Dimanche 19 Novembre 2017

En Gambie, « les victimes de Yahya Jammeh ont soif de justice »

En Gambie, « les victimes de Yahya Jammeh ont soif de justice »
(Le Monde 02/11/17)
L'ancien président gambien Yahya Jammeh

Portées par l’exemple du procès Habré, des Gambiens s’associent pour que l’ex-dictateur, en exil à Malabo, ait un jour à répondre de ses actes. Le samedi 21 octobre, à Banjul en Gambie, les victimes du régime de Yahya Jammeh ont lancé, avec le soutien d’organisations internationales comme Human Rights Watch, TRIAL International et la Fondation pour l’égalité des chances en Afrique, la « Campagne internationale pour le procès de Yahya Jammeh et de ses principaux complices ».

Cette campagne est une réponse concrète à la soif de justice exprimée par les victimes gambiennes. Elle est à la hauteur de la demande des Gambiens qui avaient fait respecter leur vote après que Yahya Jammeh a refusé de reconnaître sa défaite à l’élection présidentielle de décembre 2016. La pression de la rue et de la diaspora, particulièrement présente sur les réseaux sociaux avec le mouvement #Gambiahasdecided, puis la pression de la communauté internationale, notamment le Sénégal, le Ghana et le Nigeria, avaient eu raison de ce dictateur connu pour ses frasques.

Départ en exil négocié

Yahya Jammeh n’était qu’un jeune lieutenant de 29 ans quand il prit la tête de la Gambie par un coup d’Etat en 1994. D’une main de fer, il dirigea ce petit pays enclavé dans le Sénégal jusqu’à son départ. En janvier, il accepta, après négociations, de partir vivre en exil en Guinée équatoriale, autre dictature dirigée par Teodoro Obiang depuis maintenant trente-huit ans et qui deviendra membre du Conseil de sécurité des Nations unies en janvier 2018.

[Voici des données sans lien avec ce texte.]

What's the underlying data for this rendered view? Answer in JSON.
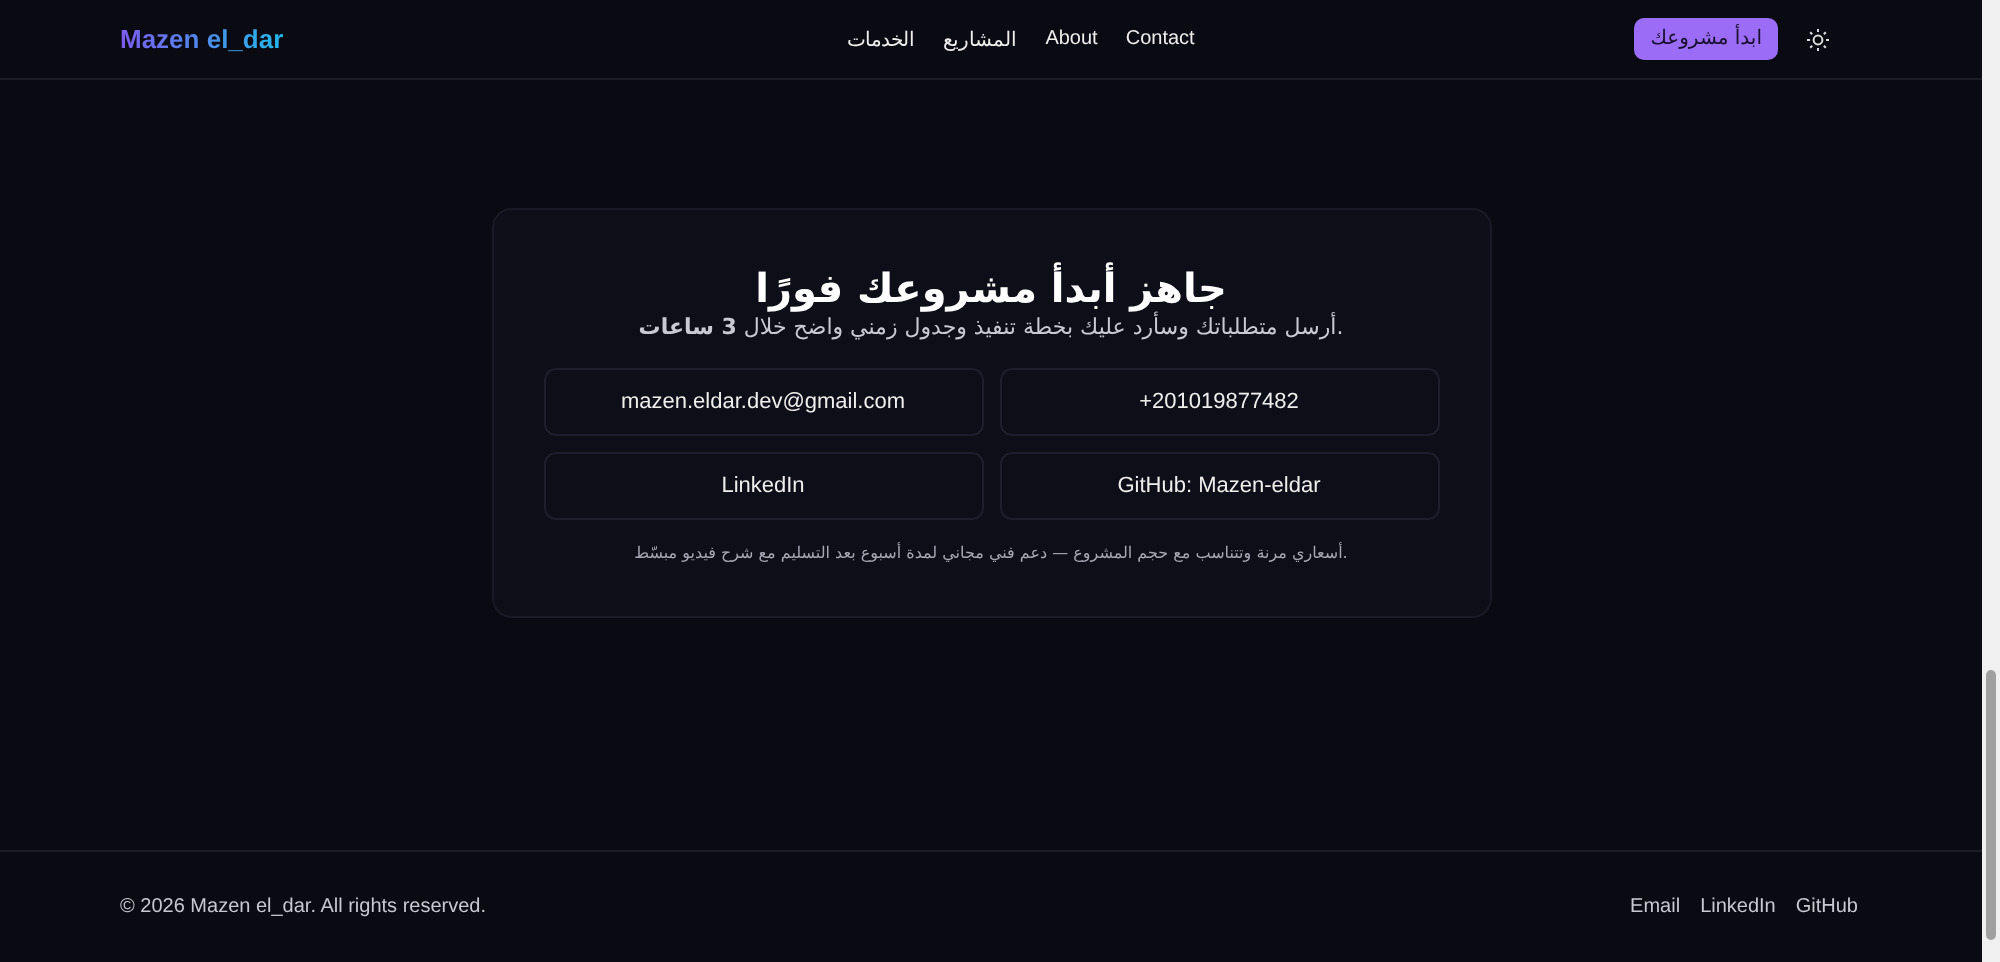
{
  "header": {
    "logo": "Mazen el_dar",
    "nav": [
      "Contact",
      "About",
      "المشاريع",
      "الخدمات"
    ],
    "cta": "ابدأ مشروعك"
  },
  "card": {
    "title": "جاهز أبدأ مشروعك فورًا",
    "subtitle": "أرسل متطلباتك وسأرد عليك بخطة تنفيذ وجدول زمني واضح خلال **3 ساعات**.",
    "contacts": [
      "+201019877482",
      "mazen.eldar.dev@gmail.com",
      "GitHub: Mazen-eldar",
      "LinkedIn"
    ],
    "note": "أسعاري مرنة وتتناسب مع حجم المشروع — دعم فني مجاني لمدة أسبوع بعد التسليم مع شرح فيديو مبسّط."
  },
  "footer": {
    "copyright": "© 2026 Mazen el_dar. All rights reserved.",
    "links": [
      "GitHub",
      "LinkedIn",
      "Email"
    ]
  }
}
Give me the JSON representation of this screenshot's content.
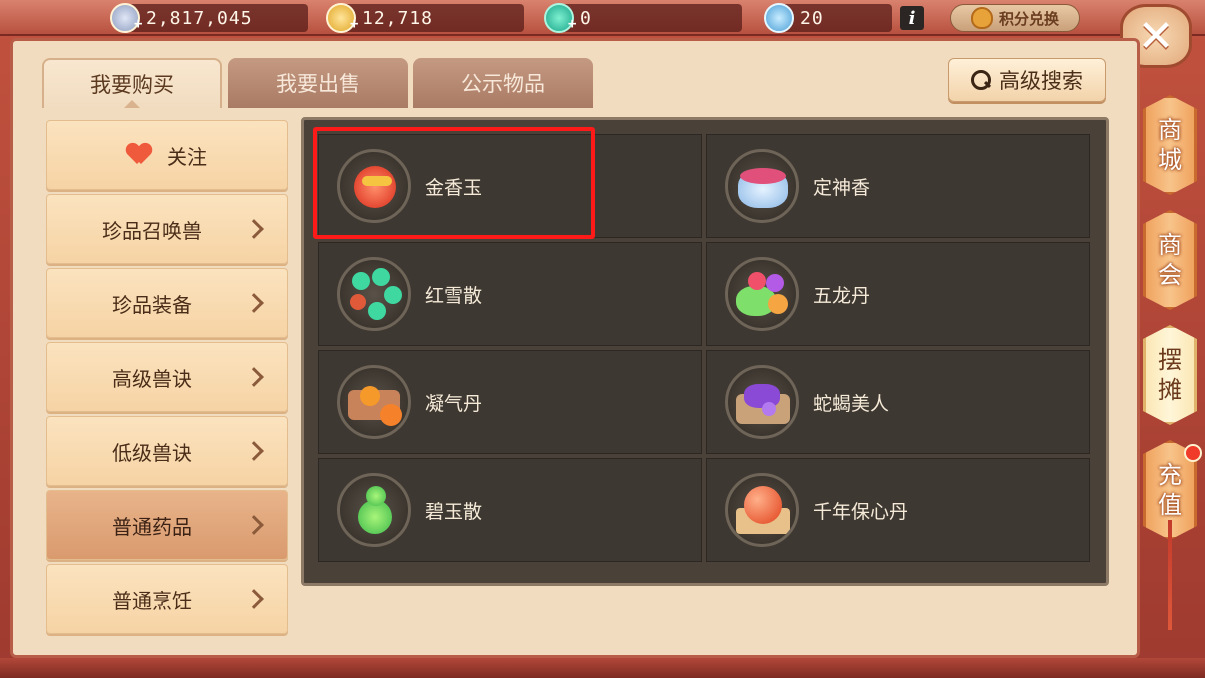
{
  "resources": {
    "silver": "2,817,045",
    "gold": "12,718",
    "jade": "0",
    "tickets": "20"
  },
  "info_label": "i",
  "points_exchange_label": "积分兑换",
  "close_label": "✕",
  "tabs": [
    {
      "label": "我要购买",
      "active": true
    },
    {
      "label": "我要出售",
      "active": false
    },
    {
      "label": "公示物品",
      "active": false
    }
  ],
  "advanced_search_label": "高级搜索",
  "sidebar": [
    {
      "label": "关注",
      "active": false,
      "type": "favorite"
    },
    {
      "label": "珍品召唤兽",
      "active": false
    },
    {
      "label": "珍品装备",
      "active": false
    },
    {
      "label": "高级兽诀",
      "active": false
    },
    {
      "label": "低级兽诀",
      "active": false
    },
    {
      "label": "普通药品",
      "active": true
    },
    {
      "label": "普通烹饪",
      "active": false
    }
  ],
  "items": [
    {
      "name": "金香玉",
      "icon": "red-gold-pill-icon",
      "highlighted": true
    },
    {
      "name": "定神香",
      "icon": "pink-bowl-icon"
    },
    {
      "name": "红雪散",
      "icon": "green-bead-bracelet-icon"
    },
    {
      "name": "五龙丹",
      "icon": "colorful-pills-icon"
    },
    {
      "name": "凝气丹",
      "icon": "orange-box-icon"
    },
    {
      "name": "蛇蝎美人",
      "icon": "purple-scorpion-box-icon"
    },
    {
      "name": "碧玉散",
      "icon": "green-jade-gourd-icon"
    },
    {
      "name": "千年保心丹",
      "icon": "red-orb-scroll-icon"
    }
  ],
  "side_tabs": [
    {
      "label": [
        "商",
        "城"
      ],
      "selected": false
    },
    {
      "label": [
        "商",
        "会"
      ],
      "selected": false
    },
    {
      "label": [
        "摆",
        "摊"
      ],
      "selected": true
    },
    {
      "label": [
        "充",
        "值"
      ],
      "selected": false
    }
  ],
  "colors": {
    "frame": "#b8453a",
    "panel": "#f1dcc0",
    "grid_bg": "#4a4238",
    "highlight_border": "#ff1a1a"
  }
}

Sous Yahya Jammeh, les Gambiens vécurent dans la peur. Des actes systématiques de torture contre les opposants politiques et les journalistes, des exécutions extrajudiciaires, des détentions arbitraires et des disparitions forcées furent commis. Jammeh s’est aussi distingué pour s’être approprié des pans entiers de l’économie et avoir effectué des dépenses somptuaires.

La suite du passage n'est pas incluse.